翔んで尾道 その10

2020/3/4/8:51

尾道取材旅行2日目。私は人たらしさんと、尾道市街から尾道水道を挟んだ向こう側にある向島に渡船で渡った。渡船は大林監督の映画「さびしんぼう」にも登場する。
向島の目的地は「転校生」や「あした」をはじめとする大林映画のロケ地。我々は点在するスポットをめぐるためレンタサイクルを借りた。
一路ロケ地を目指すはずだったのだが、自転車で走り出してすぐ、「住田製パン所」という味のある佇まいのパン屋を目撃。早速寄り道をした。
店内に入って対応してくれたのはお店のおかみさん。「おすすめは何のパンですか?」と尋ねたことをきっかけに「住田製パン所」が大正5年創業で100年も続いているということなど、会話が弾んだ。そんな中、私は名物のメロンパンとともに、昔ながらのガラス瓶に入ったレトロなサイダーに目を引かれた。聞けば、この先に店を構える老舗の後藤鉱泉所が製造しているサイダーだという。ガラス瓶はリサイクルするので持ち帰り厳禁。その場で飲んで瓶を店に戻すシステムだ。「うちは大正5年から、後藤鉱泉所は昭和5年から。後藤さんのところはサイダーをつくっている爺さんが倒れるか、ビンがなくなるか、どっちが先か競争なんや。ビンを戻してもらっても、かけたりして、なくなっていくからね」。おかみさんの言葉は冗談めかしながらも深いものがある。
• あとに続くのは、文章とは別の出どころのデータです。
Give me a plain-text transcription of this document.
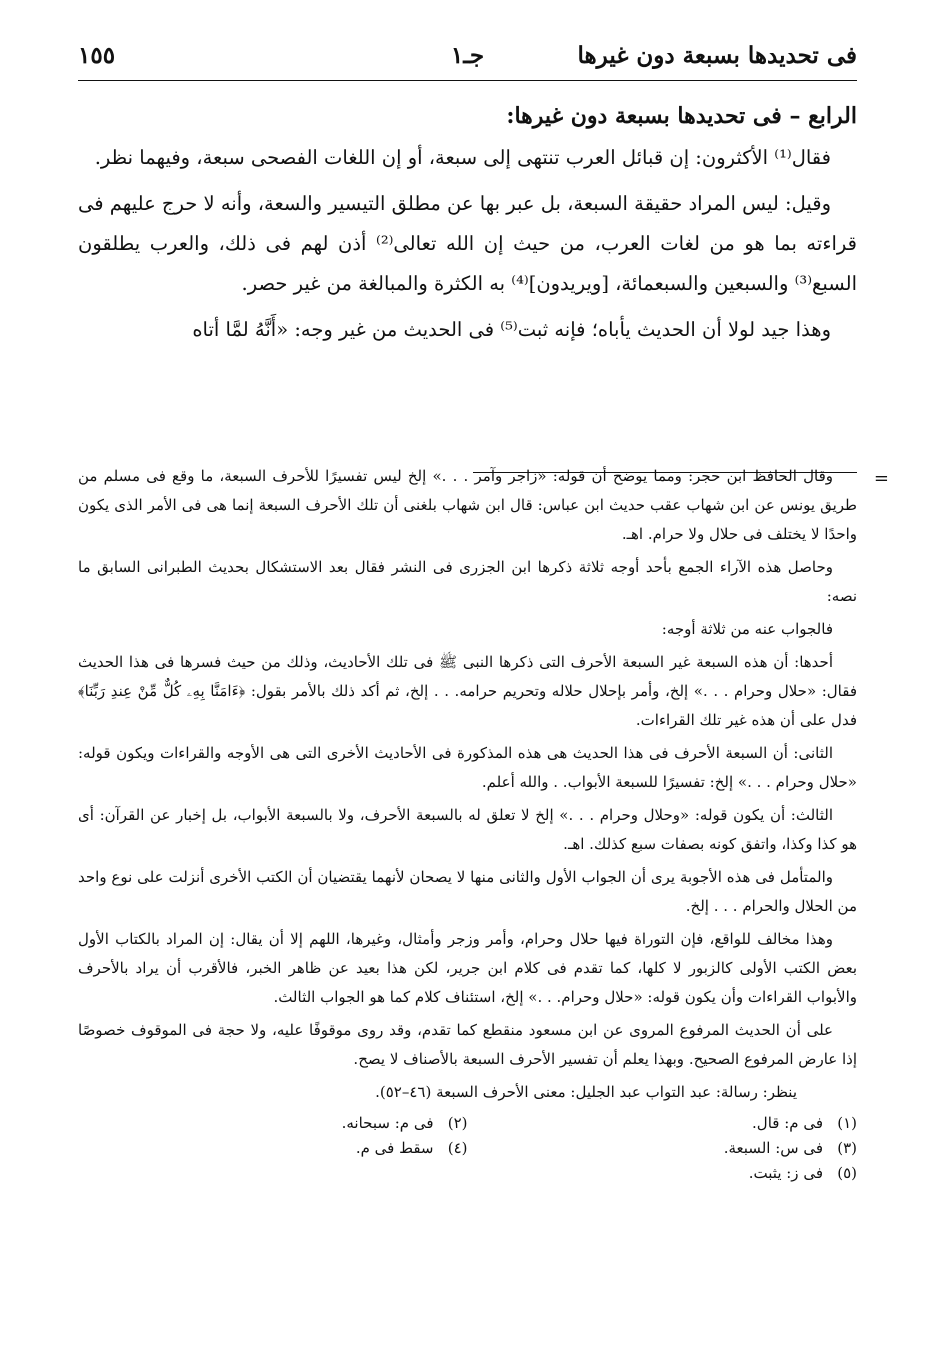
فى تحديدها بسبعة دون غيرها
جـ١
١٥٥

الرابع – فى تحديدها بسبعة دون غيرها:

فقال⁽¹⁾ الأكثرون: إن قبائل العرب تنتهى إلى سبعة، أو إن اللغات الفصحى سبعة، وفيهما نظر.

وقيل: ليس المراد حقيقة السبعة، بل عبر بها عن مطلق التيسير والسعة، وأنه لا حرج عليهم فى قراءته بما هو من لغات العرب، من حيث إن الله تعالى⁽²⁾ أذن لهم فى ذلك، والعرب يطلقون السبع⁽³⁾ والسبعين والسبعمائة، [ويريدون]⁽⁴⁾ به الكثرة والمبالغة من غير حصر.

وهذا جيد لولا أن الحديث يأباه؛ فإنه ثبت⁽⁵⁾ فى الحديث من غير وجه: «أَنَّهُ لمَّا أتاه

=

وقال الحافظ ابن حجر: ومما يوضح أن قوله: «زاجر وآمر . . .» إلخ ليس تفسيرًا للأحرف السبعة، ما وقع فى مسلم من طريق يونس عن ابن شهاب عقب حديث ابن عباس: قال ابن شهاب بلغنى أن تلك الأحرف السبعة إنما هى فى الأمر الذى يكون واحدًا لا يختلف فى حلال ولا حرام. اهـ.

وحاصل هذه الآراء الجمع بأحد أوجه ثلاثة ذكرها ابن الجزرى فى النشر فقال بعد الاستشكال بحديث الطبرانى السابق ما نصه:

فالجواب عنه من ثلاثة أوجه:

أحدها: أن هذه السبعة غير السبعة الأحرف التى ذكرها النبى ﷺ فى تلك الأحاديث، وذلك من حيث فسرها فى هذا الحديث فقال: «حلال وحرام . . .» إلخ، وأمر بإحلال حلاله وتحريم حرامه. . . إلخ، ثم أكد ذلك بالأمر بقول: ﴿ءَامَنَّا بِهِۦ كُلٌّ مِّنْ عِندِ رَبِّنَا﴾ فدل على أن هذه غير تلك القراءات.

الثانى: أن السبعة الأحرف فى هذا الحديث هى هذه المذكورة فى الأحاديث الأخرى التى هى الأوجه والقراءات ويكون قوله: «حلال وحرام . . .» إلخ: تفسيرًا للسبعة الأبواب. . والله أعلم.

الثالث: أن يكون قوله: «وحلال وحرام . . .» إلخ لا تعلق له بالسبعة الأحرف، ولا بالسبعة الأبواب، بل إخبار عن القرآن: أى هو كذا وكذا، واتفق كونه بصفات سبع كذلك. اهـ.

والمتأمل فى هذه الأجوبة يرى أن الجواب الأول والثانى منها لا يصحان لأنهما يقتضيان أن الكتب الأخرى أنزلت على نوع واحد من الحلال والحرام . . . إلخ.

وهذا مخالف للواقع، فإن التوراة فيها حلال وحرام، وأمر وزجر وأمثال، وغيرها، اللهم إلا أن يقال: إن المراد بالكتاب الأول بعض الكتب الأولى كالزبور لا كلها، كما تقدم فى كلام ابن جرير، لكن هذا بعيد عن ظاهر الخبر، فالأقرب أن يراد بالأحرف والأبواب القراءات وأن يكون قوله: «حلال وحرام. . .» إلخ، استئناف كلام كما هو الجواب الثالث.

على أن الحديث المرفوع المروى عن ابن مسعود منقطع كما تقدم، وقد روى موقوفًا عليه، ولا حجة فى الموقوف خصوصًا إذا عارض المرفوع الصحيح. وبهذا يعلم أن تفسير الأحرف السبعة بالأصناف لا يصح.

ينظر: رسالة: عبد التواب عبد الجليل: معنى الأحرف السبعة (٤٦–٥٢).

(١)فى م: قال.
(٢)فى م: سبحانه.
(٣)فى س: السبعة.
(٤)سقط فى م.
(٥)فى ز: يثبت.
私はメロンパンとサイダーを購入。メロンパン持ち帰り用のビニール袋は不要と告げると、「地球のためにいらんな」とおかみさん。そこから、スウェーデンの若き環境活動家、グレタさんの話で盛り上がった。
地球の環境保全を思いながらパン屋を営むおかみさんとの出会いに感謝しながら、店外に設けられた簡易休憩所でサイダーとメロンパンをいただいた。どちらも素朴な味なのだが、愛情が込められている分、味に深みがあった。